C'est l'un des points de vigilance de Christophe Sirugue, le rapporteur du projet de loi Travail : éviter que le développement de la négociation d'entreprise ne favorise le dumping social. C'est aux nouvelles commissions paritaires de branche que le rapporteur confie cette mission. Mais le dispositif est pour l'heure incomplet.
Le rapporteur du projet de loi Travail, Christophe Sirugue, avait précisé lors de sa rencontre avec l'Association des journalistes de l'information sociale, jeudi dernier, qu'il réfléchissait à une mesure pour éviter que le développement des accords d'entreprise ne s'accompagne de dumping social. "Il nous faut un outil, des rendez-vous réguliers pour évaluer les risques et procéder aux harmonisations nécessaires". Les branches peuvent ainsi être "un élément de réponse", assurait-il la semaine dernière.

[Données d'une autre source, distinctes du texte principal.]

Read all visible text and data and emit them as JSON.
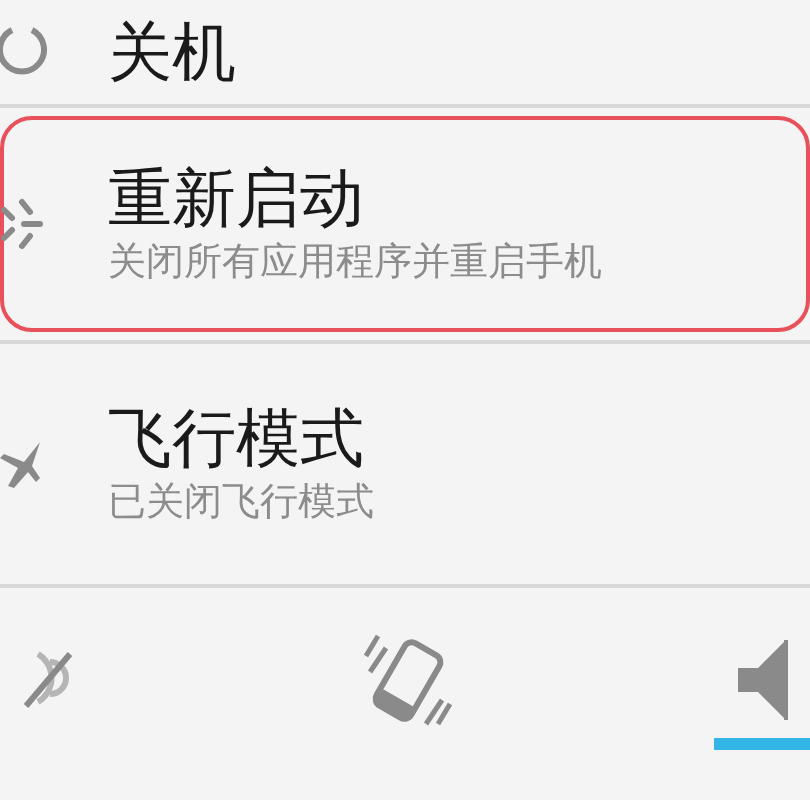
{
  "power_menu": [
    {
      "kind": "power",
      "title": "关机",
      "selected": false
    },
    {
      "kind": "restart",
      "title": "重新启动",
      "subtitle": "关闭所有应用程序并重启手机",
      "selected": true
    },
    {
      "kind": "airplane",
      "title": "飞行模式",
      "subtitle": "已关闭飞行模式",
      "selected": false
    }
  ],
  "sound_modes": [
    {
      "kind": "silent",
      "selected": false
    },
    {
      "kind": "vibrate",
      "selected": false
    },
    {
      "kind": "sound",
      "selected": true
    }
  ]
}
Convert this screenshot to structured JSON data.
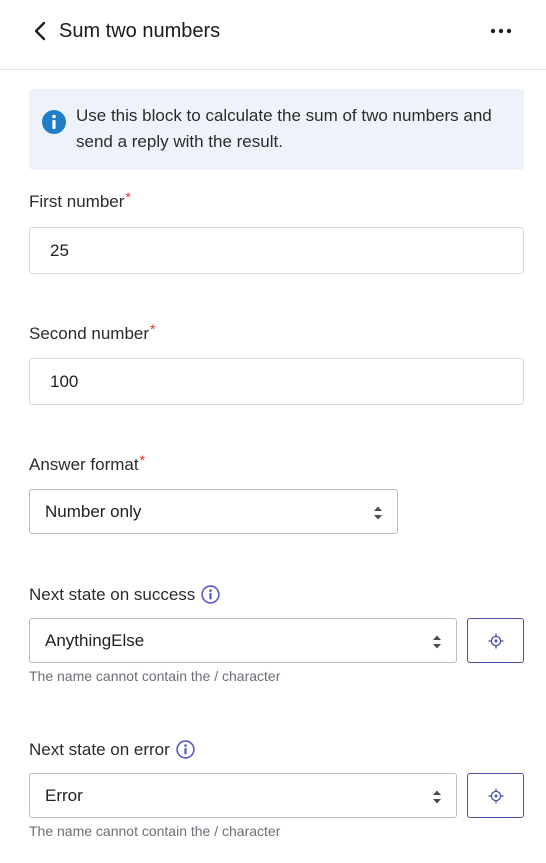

Il a depuis finalisé sa réflexion et déposé un amendement en vue de l'examen en séance publique qui démarre cet après-midi. Si étendre le champ laissé à la négociation d'entreprise "est parfaitement légitime, souligne Christophe Sirugue, il n’en est toutefois pas moins essentiel de veiller à ce que la conclusion d’accords collectifs d’entreprise dans certains domaines n’entraîne pas des effets néfastes, en particulier sur les conditions de travail des salariés et sur les conditions d’une concurrence loyale entre les entreprises d’un même secteur d’activité".
Les commissions paritaires de branche désignées vigies
Ce sont les nouvelles commissions paritaires de branche - que crée le projet de loi - qui se verraient déléguer cette mission.
L'article 13 du projet de loi met sur pied ces nouvelles commissions. Les actuelles commissions paritaires d'interprétation deviendront ainsi des commissions permanentes de négociation qui représenteront la branche notamment dans l'appui aux entreprises et vis-à-vis des pouvoirs publics. |
Ces commissions auraient pour mission de dresser un bilan des accords collectifs d'entreprise, et en particulier de leur impact sur les conditions de travail des salariés et sur la concurrence entre les entreprises de la branche. Elles pourraient ainsi formuler des recommandations destinées à répondre aux difficultés identifiées. Le projet de loi prévoyait seulement jusqu'à présent que la commission"exerce un rôle de veille sur les conditions de travail et d'emploi".
Le rapporteur estime ainsi que "le niveau de la branche, qui joue un rôle traditionnel de régulation économique et sociale, apparaît comme le plus approprié pour assurer cette mission de sentinelle. Les branches pourront ainsi notamment s’assurer régulièrement que la primauté donnée à l’accord d’entreprise ne se traduit pas par des pratiques de dumping social dommageables, par exemple à travers la liberté laissée désormais aux entreprises de fixer le taux de majoration des heures supplémentaires".
L'information des branches : la pièce manquante
Seul hic : pour l'heure, les entreprises n'ont aucune obligation de transmettre leurs accords aux branches, sauf dans un seul cas. Lorsque l'accord a été conclu avec des élus, il ne peut entrer en application qu'après validation de la commission paritaire nationale de branche compétente. Le projet de loi étendra-t-il cette obligation à tous les accords d'entreprise ? Ou le rapporteur compte-t-il sur une autre mesure du projet de loi visant à rendre obligatoire la publicité des accords d'entreprise à partir du 1er septembre 2017 ? Là encore, le dispositif ne serait pas suffisant car les signataires pourraient s'y opposer pour un motif légitime.
Les débats qui commencent aujourd'hui devront sans doute permettre de préciser ce point.
Négociée par les organisations syndicales et les organisations patronales, une convention collective de travail (cct) contient des règles particulières de droit du travail (période d’essai, salaires minima, conditions de travail, modalités de rupture du contrat de travail, prévoyance, etc.). Elle peut être applicable à tout un secteur activité ou être négociée au sein d’une entreprise ou d’un établissement.